I Am Malala

In the wake of the terrifying news about 200 kidnapped Nigerian schoolgirls, I’m reflecting on education and freedom.

I’m a teacher and a writer. I have two degrees, and I co-own a small business with my husband. I can choose to have children, vote, go to college– or not. I am a woman who drives and shops and takes public transportation alone, and while I’m careful to lock doors and tell others when I go on solitary walks, I’m rarely afraid for my safety.

This was not the case for Malala Yousafzai, a Pakistani woman shot by the Taliban in October 2012 while riding  a school bus filled with children. Her crime? A desire for an education for herself and every girl in her home valley of Swat, and the courage to speak out in a dangerous time.

I just got through reading her 2013 book I Am Malala, which is one of the most joyful, compassionate, honest autobiographies I’ve read. When she writes about her “second life”– the life she says God gave her when she survived the attack– Malala inspires me to live my own life in the service of love and freedom.

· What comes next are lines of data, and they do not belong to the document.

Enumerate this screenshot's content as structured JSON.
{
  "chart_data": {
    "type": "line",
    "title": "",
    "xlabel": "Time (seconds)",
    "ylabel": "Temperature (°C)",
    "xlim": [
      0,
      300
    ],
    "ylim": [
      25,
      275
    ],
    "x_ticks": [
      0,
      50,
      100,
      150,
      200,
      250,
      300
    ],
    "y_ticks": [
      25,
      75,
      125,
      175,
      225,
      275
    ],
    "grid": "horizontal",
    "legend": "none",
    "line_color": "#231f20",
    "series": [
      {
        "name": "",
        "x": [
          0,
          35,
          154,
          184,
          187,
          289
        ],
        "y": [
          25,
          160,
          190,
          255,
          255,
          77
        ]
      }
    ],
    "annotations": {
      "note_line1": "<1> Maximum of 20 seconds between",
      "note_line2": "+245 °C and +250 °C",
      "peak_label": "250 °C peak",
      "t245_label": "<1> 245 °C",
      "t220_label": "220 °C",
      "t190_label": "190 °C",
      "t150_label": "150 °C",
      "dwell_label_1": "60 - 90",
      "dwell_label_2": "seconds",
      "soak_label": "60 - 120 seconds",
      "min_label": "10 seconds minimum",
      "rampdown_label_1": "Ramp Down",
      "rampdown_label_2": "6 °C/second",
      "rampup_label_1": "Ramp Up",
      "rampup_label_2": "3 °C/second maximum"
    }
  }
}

She inspires me to keep studying and learning, so that I can be a good teacher for my students, many of whom are Saudi women who have come to the US for better opportunities. She inspires me to write, speak, and stand up for women fighting oppression in my own community and in the global community. Most of all, she inspires me to live close to God, who is with us even in the midst of our anger and heartbreak for these missing girls. I am joining with her and everyone else in praying for their safe return.